Enhancement of the classification and reconstruction performance of fuzzy C-means with refinements of prototypes

Abstract

Owning to their abilities to reveal structural relationships in data, fuzzy clustering plays a pivotal role in fuzzy modeling, pattern recognition, and data analysis. As supporting an unsupervised mode of learning, fuzzy clustering, brings about unique opportunities to build a structural backbone of numerous constructs in the areas identified above. A follow-up phase is required when the structural findings developed in the form of fuzzy clusters need some refinements, usually when the clustering results are used afterwards in the model being developed in a supervised mode.

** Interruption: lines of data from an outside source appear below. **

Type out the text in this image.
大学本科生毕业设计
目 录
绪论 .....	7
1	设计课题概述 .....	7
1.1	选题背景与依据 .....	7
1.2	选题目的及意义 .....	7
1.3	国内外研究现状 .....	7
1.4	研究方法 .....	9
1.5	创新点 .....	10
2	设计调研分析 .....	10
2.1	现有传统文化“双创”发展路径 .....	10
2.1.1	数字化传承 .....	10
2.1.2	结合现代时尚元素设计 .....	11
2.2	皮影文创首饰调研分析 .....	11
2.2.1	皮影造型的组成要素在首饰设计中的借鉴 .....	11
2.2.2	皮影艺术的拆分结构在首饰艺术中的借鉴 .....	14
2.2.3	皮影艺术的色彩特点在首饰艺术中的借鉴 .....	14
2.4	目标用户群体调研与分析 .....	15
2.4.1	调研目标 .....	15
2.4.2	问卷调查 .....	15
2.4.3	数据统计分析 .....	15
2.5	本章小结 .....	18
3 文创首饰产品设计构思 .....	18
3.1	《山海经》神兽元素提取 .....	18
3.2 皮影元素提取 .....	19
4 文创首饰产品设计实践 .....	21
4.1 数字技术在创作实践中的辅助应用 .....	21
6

Following this general line of thought, in this study we propose a novel approach to optimize the clustering and classification performance of the Fuzzy C-Means (FCM) algorithm. Proceeding with a collection of clusters (information granules) produced by the FCM, we carry out the refinements of the results (in order to improve the representation or classification capabilities of fuzzy clusters) by adjusting a location of the prototypes so that a certain performance index becomes optimized. At this phase, the optimization is carried out in a supervised mode with the aid of Differential Evolution (DE). We propose five different strategies to adjust a location of the prototypes. Experimental studies completed on synthetic data and publicly available real-world data quantify the improvement of the representation and classification abilities of the clustering method.